During the medieval period, law-making power lay mainly with the judges who in theory were supposed to declare the general and local customs of the realm (the common law). From the time of Magna Carta (1215) it was established that the royal power was limited by the rights of the tenants-in-chief, supposedly derived from custom. Laws were then, as now, enacted formally by the monarch but from the thirteenth century it was believed that laws made on the advice of Parliament could authoritatively declare the common law. “The word “Parliament” which in origin meant merely a parley or conference entered into official language about the middle of the thirteenth century. It described formal conferences between the King and his officials and a number of the tenants-in-chief summoned for that purpose”.
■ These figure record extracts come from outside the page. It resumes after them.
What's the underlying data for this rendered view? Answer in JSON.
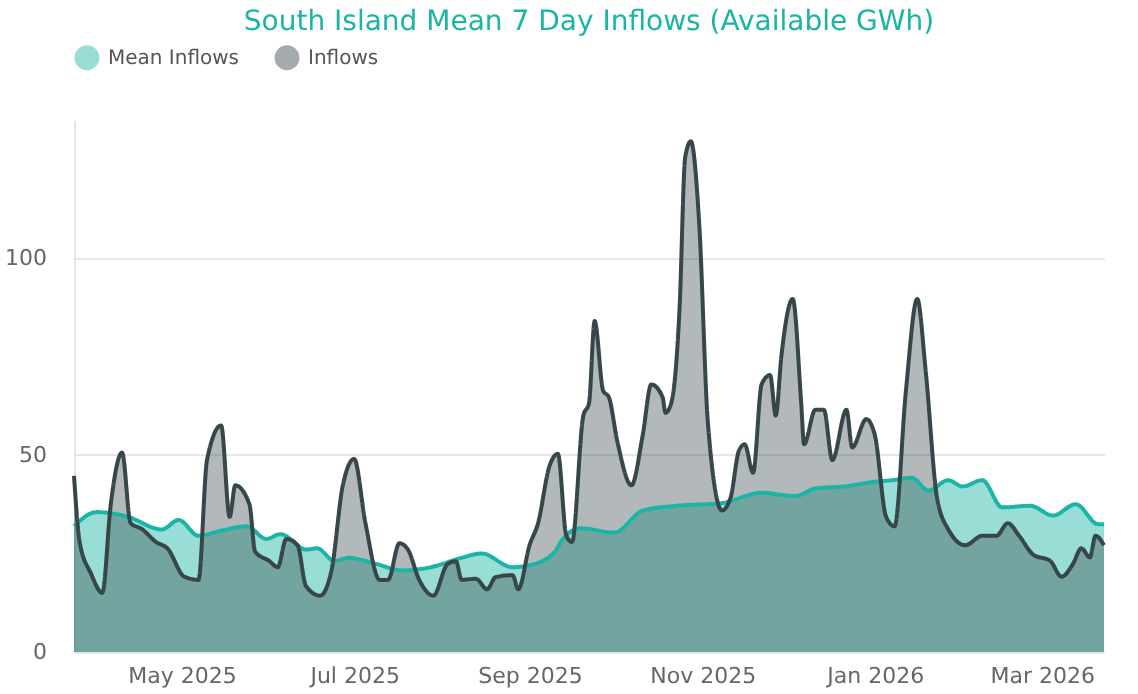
{
  "chart_data": {
    "type": "area",
    "title": "South Island Mean 7 Day Inflows (Available GWh)",
    "xlim": [
      "2025-03-24",
      "2026-03-23"
    ],
    "ylim": [
      0,
      135
    ],
    "yticks": [
      0,
      50,
      100
    ],
    "xticks": [
      {
        "value": "2025-05-01",
        "label": "May 2025"
      },
      {
        "value": "2025-07-01",
        "label": "Jul 2025"
      },
      {
        "value": "2025-09-01",
        "label": "Sep 2025"
      },
      {
        "value": "2025-11-01",
        "label": "Nov 2025"
      },
      {
        "value": "2026-01-01",
        "label": "Jan 2026"
      },
      {
        "value": "2026-03-01",
        "label": "Mar 2026"
      }
    ],
    "grid": "y",
    "legend": "top left",
    "marker": "none",
    "line_style": "solid",
    "series": [
      {
        "name": "Mean Inflows",
        "color": "#1ab5a5",
        "x": [
          "2025-03-24",
          "2025-04-01",
          "2025-04-12",
          "2025-04-24",
          "2025-04-30",
          "2025-05-07",
          "2025-05-15",
          "2025-05-24",
          "2025-05-31",
          "2025-06-05",
          "2025-06-14",
          "2025-06-18",
          "2025-06-24",
          "2025-06-29",
          "2025-07-09",
          "2025-07-18",
          "2025-07-28",
          "2025-08-08",
          "2025-08-15",
          "2025-08-26",
          "2025-09-01",
          "2025-09-10",
          "2025-09-12",
          "2025-09-19",
          "2025-10-01",
          "2025-10-11",
          "2025-10-23",
          "2025-11-08",
          "2025-11-22",
          "2025-12-04",
          "2025-12-11",
          "2025-12-21",
          "2025-12-31",
          "2026-01-07",
          "2026-01-14",
          "2026-01-20",
          "2026-01-27",
          "2026-02-01",
          "2026-02-08",
          "2026-02-15",
          "2026-02-25",
          "2026-03-05",
          "2026-03-13",
          "2026-03-21",
          "2026-03-23"
        ],
        "values": [
          31.9,
          35.5,
          34.3,
          31.1,
          33.5,
          29.5,
          30.8,
          31.9,
          28.7,
          29.9,
          26,
          26.3,
          23.1,
          23.9,
          22.3,
          20.7,
          21.5,
          23.9,
          25,
          21.5,
          22,
          25.5,
          27.9,
          31.4,
          30.3,
          35.9,
          37.1,
          37.8,
          40.4,
          39.6,
          41.5,
          42,
          43.1,
          43.6,
          44.2,
          41,
          43.6,
          42,
          43.6,
          36.7,
          37.1,
          34.6,
          37.5,
          32.4,
          32.4
        ]
      },
      {
        "name": "Inflows",
        "color": "#374649",
        "x": [
          "2025-03-24",
          "2025-03-26",
          "2025-03-30",
          "2025-04-03",
          "2025-04-06",
          "2025-04-10",
          "2025-04-13",
          "2025-04-17",
          "2025-04-22",
          "2025-04-26",
          "2025-05-02",
          "2025-05-07",
          "2025-05-10",
          "2025-05-15",
          "2025-05-18",
          "2025-05-20",
          "2025-05-25",
          "2025-05-27",
          "2025-06-01",
          "2025-06-04",
          "2025-06-07",
          "2025-06-11",
          "2025-06-14",
          "2025-06-19",
          "2025-06-23",
          "2025-06-27",
          "2025-07-01",
          "2025-07-05",
          "2025-07-10",
          "2025-07-13",
          "2025-07-17",
          "2025-07-20",
          "2025-07-24",
          "2025-07-29",
          "2025-08-03",
          "2025-08-06",
          "2025-08-08",
          "2025-08-13",
          "2025-08-17",
          "2025-08-20",
          "2025-08-26",
          "2025-08-28",
          "2025-09-01",
          "2025-09-04",
          "2025-09-08",
          "2025-09-11",
          "2025-09-14",
          "2025-09-16",
          "2025-09-20",
          "2025-09-22",
          "2025-09-24",
          "2025-09-27",
          "2025-09-29",
          "2025-10-02",
          "2025-10-07",
          "2025-10-11",
          "2025-10-14",
          "2025-10-18",
          "2025-10-19",
          "2025-10-21",
          "2025-10-24",
          "2025-10-26",
          "2025-10-28",
          "2025-10-31",
          "2025-11-03",
          "2025-11-08",
          "2025-11-11",
          "2025-11-14",
          "2025-11-16",
          "2025-11-19",
          "2025-11-22",
          "2025-11-25",
          "2025-11-27",
          "2025-11-29",
          "2025-12-03",
          "2025-12-06",
          "2025-12-07",
          "2025-12-11",
          "2025-12-14",
          "2025-12-17",
          "2025-12-22",
          "2025-12-24",
          "2025-12-29",
          "2026-01-01",
          "2026-01-05",
          "2026-01-08",
          "2026-01-12",
          "2026-01-16",
          "2026-01-19",
          "2026-01-23",
          "2026-01-27",
          "2026-02-02",
          "2026-02-08",
          "2026-02-13",
          "2026-02-17",
          "2026-02-21",
          "2026-02-26",
          "2026-03-04",
          "2026-03-08",
          "2026-03-12",
          "2026-03-15",
          "2026-03-18",
          "2026-03-20",
          "2026-03-23"
        ],
        "values": [
          44.7,
          27.9,
          19.9,
          15,
          37.5,
          50.6,
          32.7,
          31.2,
          27.9,
          26.3,
          19.1,
          18.3,
          48.7,
          57.5,
          34.3,
          42.3,
          37.5,
          25.5,
          23.1,
          21.5,
          28.7,
          27.1,
          16.7,
          14.3,
          20.7,
          42.3,
          49,
          32.7,
          18.3,
          18.3,
          27.6,
          26,
          18.3,
          14.3,
          22.3,
          23,
          18.3,
          18.6,
          15.9,
          19,
          19.5,
          15.9,
          27.1,
          32.7,
          47.1,
          50.3,
          29.5,
          27.9,
          60,
          63.1,
          84,
          66.3,
          64.7,
          53.5,
          42.3,
          55.1,
          67.9,
          64.7,
          60.7,
          63,
          87.2,
          125.6,
          129.6,
          108,
          58.3,
          35.9,
          39.1,
          51.1,
          52.7,
          45.5,
          67.9,
          70.3,
          60,
          75.2,
          89.6,
          63.1,
          52.7,
          61.5,
          61.5,
          48.7,
          61.5,
          51.9,
          59.1,
          55.1,
          34.3,
          31.9,
          66.3,
          89.6,
          71.2,
          39.1,
          31.1,
          27.1,
          29.5,
          29.5,
          32.7,
          29.5,
          24.7,
          23.1,
          19.1,
          22.3,
          26.3,
          24,
          29.5,
          27.1
        ]
      }
    ]
  }
}
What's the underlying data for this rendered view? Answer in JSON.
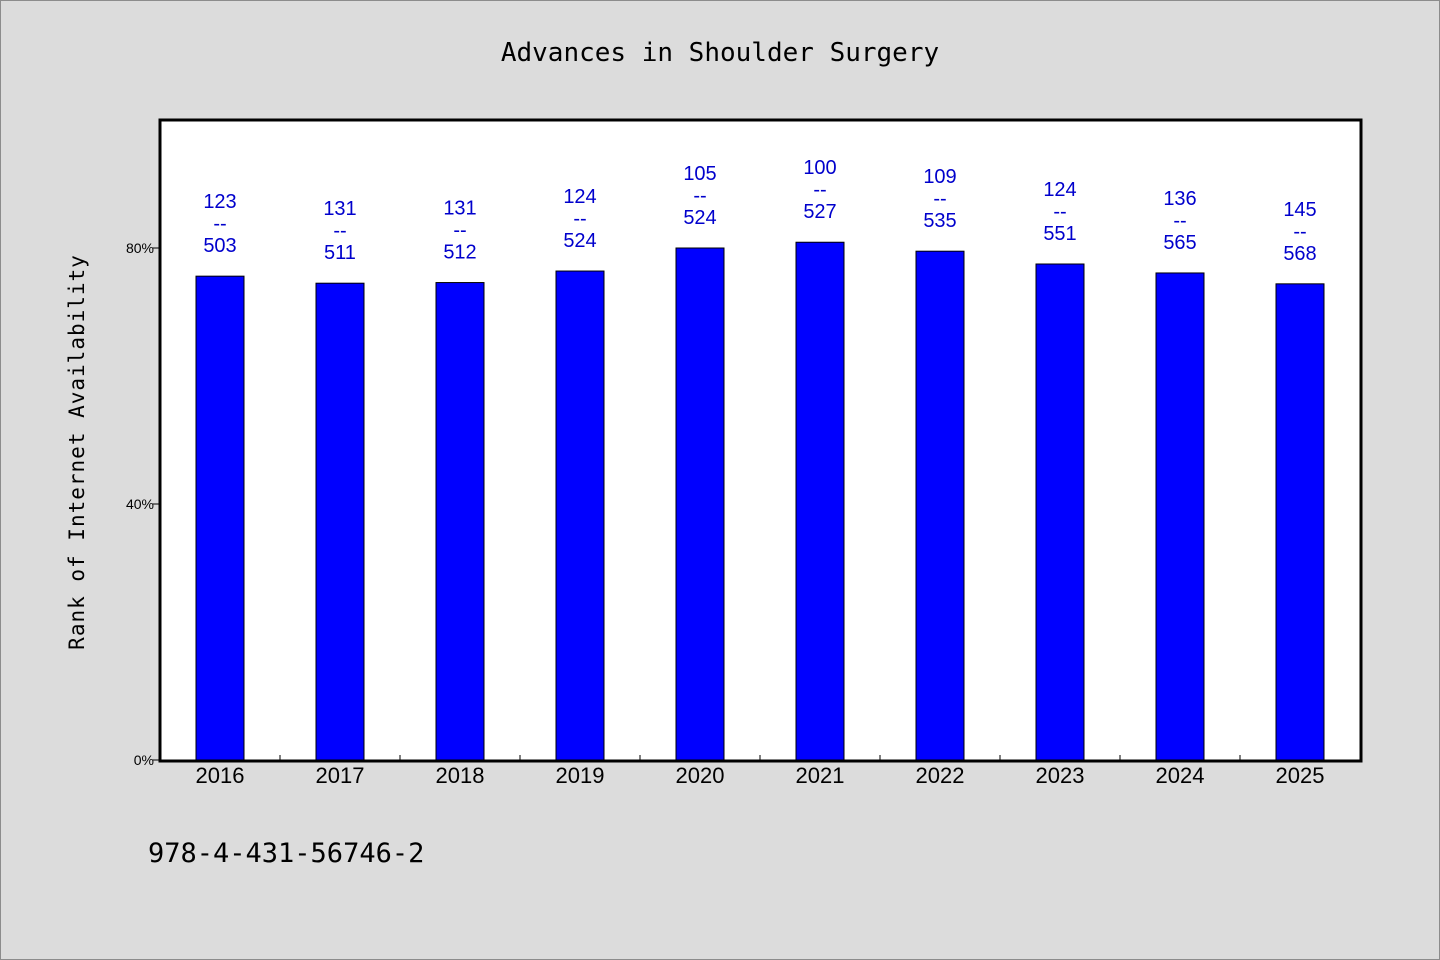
{
  "chart_data": {
    "type": "bar",
    "title": "Advances in Shoulder Surgery",
    "xlabel": "",
    "ylabel": "Rank of Internet Availability",
    "categories": [
      "2016",
      "2017",
      "2018",
      "2019",
      "2020",
      "2021",
      "2022",
      "2023",
      "2024",
      "2025"
    ],
    "values": [
      75.6,
      74.5,
      74.6,
      76.4,
      80.0,
      80.9,
      79.5,
      77.5,
      76.1,
      74.4
    ],
    "data_labels": [
      [
        "123",
        "--",
        "503"
      ],
      [
        "131",
        "--",
        "511"
      ],
      [
        "131",
        "--",
        "512"
      ],
      [
        "124",
        "--",
        "524"
      ],
      [
        "105",
        "--",
        "524"
      ],
      [
        "100",
        "--",
        "527"
      ],
      [
        "109",
        "--",
        "535"
      ],
      [
        "124",
        "--",
        "551"
      ],
      [
        "136",
        "--",
        "565"
      ],
      [
        "145",
        "--",
        "568"
      ]
    ],
    "yticks": [
      0,
      40,
      80
    ],
    "ytick_labels": [
      "0%",
      "40%",
      "80%"
    ],
    "ylim": [
      0,
      100
    ],
    "grid": false,
    "legend": "none",
    "bar_color": "#0000ff",
    "label_color": "#0000cc"
  },
  "footer": {
    "text": "978-4-431-56746-2"
  }
}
At that time the House of Commons, representing lesser groups of property-owners, was relatively insignificant but by the sixteenth century the royal practice of relying upon the Lords alone was rejected by the Lords themselves in favour of including the Commons. This spelt the beginning of a new role for the House of Lords and also the end of the medieval monarchy. During the reformation period the two Houses worked harmoniously together and had a close relationship with the common law courts, an important pointer to the future. Their practice of deciding by majority vote made them an efficient decision-making body.